In order to check which value is used it is necessary to execute command:
dmsetup table DEVICE_NAME
# DEVICE_NAME could be for example /dev/dm-10
Command returns following output:
0 41943040 multipath 0 0 1 1 round-robin 0 2 1 8:112 4 8:144 4
Numbers like 8:112and 8:144are major:minor and value just after them is the one that multipath sets for minimum I/O before switching to next path. Above output was obtained for configuration that had two paths in group. In my case this value is same as value set to rr_min_io_rq. Of course I switched it several times and each time same value was set in dmsetup as the one I put in multipath configuration.

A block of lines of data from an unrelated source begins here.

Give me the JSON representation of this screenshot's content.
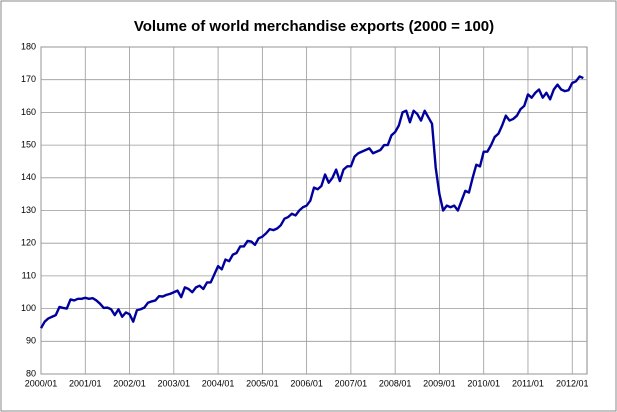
{
  "chart_data": {
    "type": "line",
    "title": "Volume of world merchandise exports (2000 = 100)",
    "categories": [
      "2000/01",
      null,
      null,
      null,
      null,
      null,
      null,
      null,
      null,
      null,
      null,
      null,
      "2001/01",
      null,
      null,
      null,
      null,
      null,
      null,
      null,
      null,
      null,
      null,
      null,
      "2002/01",
      null,
      null,
      null,
      null,
      null,
      null,
      null,
      null,
      null,
      null,
      null,
      "2003/01",
      null,
      null,
      null,
      null,
      null,
      null,
      null,
      null,
      null,
      null,
      null,
      "2004/01",
      null,
      null,
      null,
      null,
      null,
      null,
      null,
      null,
      null,
      null,
      null,
      "2005/01",
      null,
      null,
      null,
      null,
      null,
      null,
      null,
      null,
      null,
      null,
      null,
      "2006/01",
      null,
      null,
      null,
      null,
      null,
      null,
      null,
      null,
      null,
      null,
      null,
      "2007/01",
      null,
      null,
      null,
      null,
      null,
      null,
      null,
      null,
      null,
      null,
      null,
      "2008/01",
      null,
      null,
      null,
      null,
      null,
      null,
      null,
      null,
      null,
      null,
      null,
      "2009/01",
      null,
      null,
      null,
      null,
      null,
      null,
      null,
      null,
      null,
      null,
      null,
      "2010/01",
      null,
      null,
      null,
      null,
      null,
      null,
      null,
      null,
      null,
      null,
      null,
      "2011/01",
      null,
      null,
      null,
      null,
      null,
      null,
      null,
      null,
      null,
      null,
      null,
      "2012/01",
      null,
      null,
      null
    ],
    "series": [
      {
        "name": "Volume of world merchandise exports",
        "color": "#00009c",
        "values": [
          94,
          96,
          97,
          97.5,
          98,
          100.5,
          100.2,
          100,
          102.8,
          102.5,
          103,
          103,
          103.3,
          103,
          103.2,
          102.5,
          101.5,
          100.2,
          100.3,
          99.8,
          98,
          99.8,
          97.5,
          98.8,
          98.3,
          96,
          99.5,
          99.8,
          100.3,
          101.8,
          102.2,
          102.5,
          103.8,
          103.7,
          104.2,
          104.5,
          105,
          105.5,
          103.5,
          106.5,
          106,
          105,
          106.5,
          107,
          106,
          108,
          108,
          110.5,
          113,
          112,
          115,
          114.5,
          116.5,
          117,
          119,
          119,
          120.7,
          120.5,
          119.5,
          121.5,
          122,
          123,
          124.3,
          124,
          124.5,
          125.5,
          127.5,
          128,
          129,
          128.5,
          130,
          131,
          131.5,
          133,
          137,
          136.5,
          137.5,
          141,
          138.5,
          140,
          142.5,
          139,
          142.5,
          143.5,
          143.5,
          146.5,
          147.5,
          148,
          148.5,
          149,
          147.5,
          148,
          148.5,
          150,
          150,
          153,
          154,
          156,
          160,
          160.5,
          157,
          160.5,
          159.5,
          157.5,
          160.5,
          158.5,
          156.5,
          143,
          135,
          130,
          131.5,
          131,
          131.5,
          130,
          133,
          136,
          135.5,
          140,
          144,
          143.5,
          148,
          148,
          150,
          152.5,
          153.5,
          156,
          159,
          157.5,
          158,
          159,
          161,
          162,
          165.5,
          164.5,
          166,
          167,
          164.5,
          166,
          164,
          167,
          168.5,
          167,
          166.5,
          166.8,
          169,
          169.5,
          171,
          170.5
        ]
      }
    ],
    "ylim": [
      80,
      180
    ],
    "yticks": [
      80,
      90,
      100,
      110,
      120,
      130,
      140,
      150,
      160,
      170,
      180
    ],
    "grid": true
  }
}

One more test was performed but this time multipath was created on SATA disk. Also in this case rr_min_io_rq was used. This agrees with my assumption that currently only request based multipaths are created.
Default value for rr_min_io_rq is 1 and for rr_min_io is 1000.
Path weight
This option allows to select method used to assign weight to paths in a group. At the beginning available settings are explained and after that is actual explanation what this option is for (to some extent it is assumption). Setting allows two values:
- Uniform(default) - all paths has same weight.
- Priorities- weight of each path is calculated by multiplying path priority times rr_min_io_rq (or rr_min_io if it is used but as explained in previous section rather not).
Now it is required to explain what is a purpose of path weight. Most probably it is used in weighted round robin algorithm that calculates how much data should be send through particular path in active path group. Path with higher weight is considered to be faster than path with lower weight. Algorithm simply send more data through path with higher weight in order to better balance load. In case of uniform setting use of weighted round robin algorithm is technically disabled because each patch has same weight. In case of priorities weight makes actual impact only if multipath set different priorities to particular paths. Because if priorities have the same value then also weight of each path is different and rr_min_io_rq can be set for whole multipath only but not for single path. See path priority routineto check how multipath can assign priorities to paths.